The retrospective case series by Fletcher et al. (2000) was the only available study that reported quantitative outcomes on the clinical effectiveness of using the OSCAR. The authors did not report their rationale or methodology for the selection of patients who were treated using the OSCAR (n=13) and those who were not (n=3), and patient characteristics were not fully described. This raised the potential for both selection and attrition bias. As there was no robust control group, the conclusion that treatment with the OSCAR led to improved bone preservation (and use of shorter prostheses) must be treated with caution. The rationale for the inclusion of outcomes reported was not described, and the study did not report on other potential clinical benefits of the OSCAR such as shorter surgery times, overall improved surgical outcomes, or patient-related outcome measures. Additionally, the study was relatively small, particularly with respect to the control group.

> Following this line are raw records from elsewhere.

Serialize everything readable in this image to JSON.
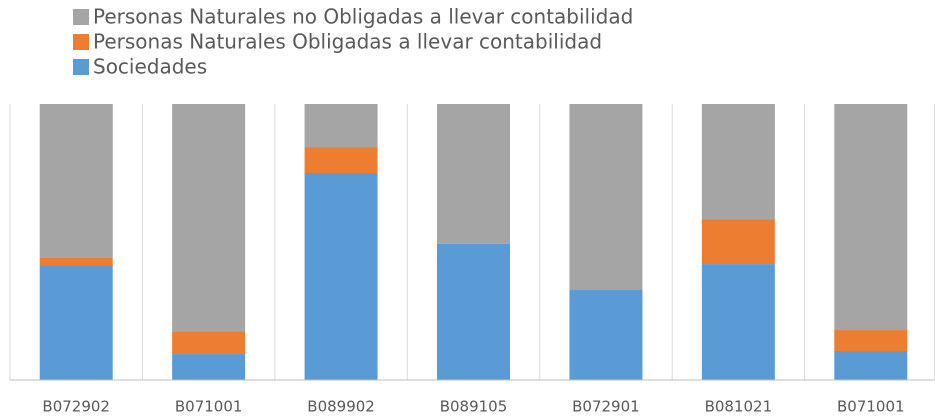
{
  "chart_data": {
    "type": "stacked_bar_100",
    "categories": [
      "B072902",
      "B071001",
      "B089902",
      "B089105",
      "B072901",
      "B081021",
      "B071001"
    ],
    "series": [
      {
        "name": "Sociedades",
        "color": "#5b9bd5",
        "values": [
          41.3,
          9.4,
          75.0,
          49.3,
          32.6,
          42.0,
          10.5
        ]
      },
      {
        "name": "Personas Naturales Obligadas a llevar contabilidad",
        "color": "#ed7d31",
        "values": [
          2.9,
          8.3,
          9.4,
          0,
          0,
          16.3,
          7.6
        ]
      },
      {
        "name": "Personas Naturales no Obligadas a llevar contabilidad",
        "color": "#a5a5a5",
        "values": [
          55.8,
          82.3,
          15.6,
          50.7,
          67.4,
          41.7,
          81.9
        ]
      }
    ],
    "ylim": [
      0,
      100
    ]
  }
}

However, it was explicitly stated that the OSCAR was not associated with specific adverse effects in these patients.
The case report by Smith and Eyres (1999) did not report any quantitative clinical outcomes, but did provide insight into the safe and effective application of the OSCAR in 1 problematic hip arthroplasty and reconstruction.
The case report by Goldberg et al. (2005) described a significant adverse effect associated with the use of the OSCAR but no quantitative data were reported. A follow-up technical study used human cadavers, and so did not provide evidence of clinical outcomes in living people.
The study by Shewale and Briggs (2005) did not report clinical or patient-relevant outcomes.
The OSCAR was not the primary focus of investigation in the study by Birnbaum and Gutknecht (2010), and quantitative clinical or patient-relevant outcomes were not reported.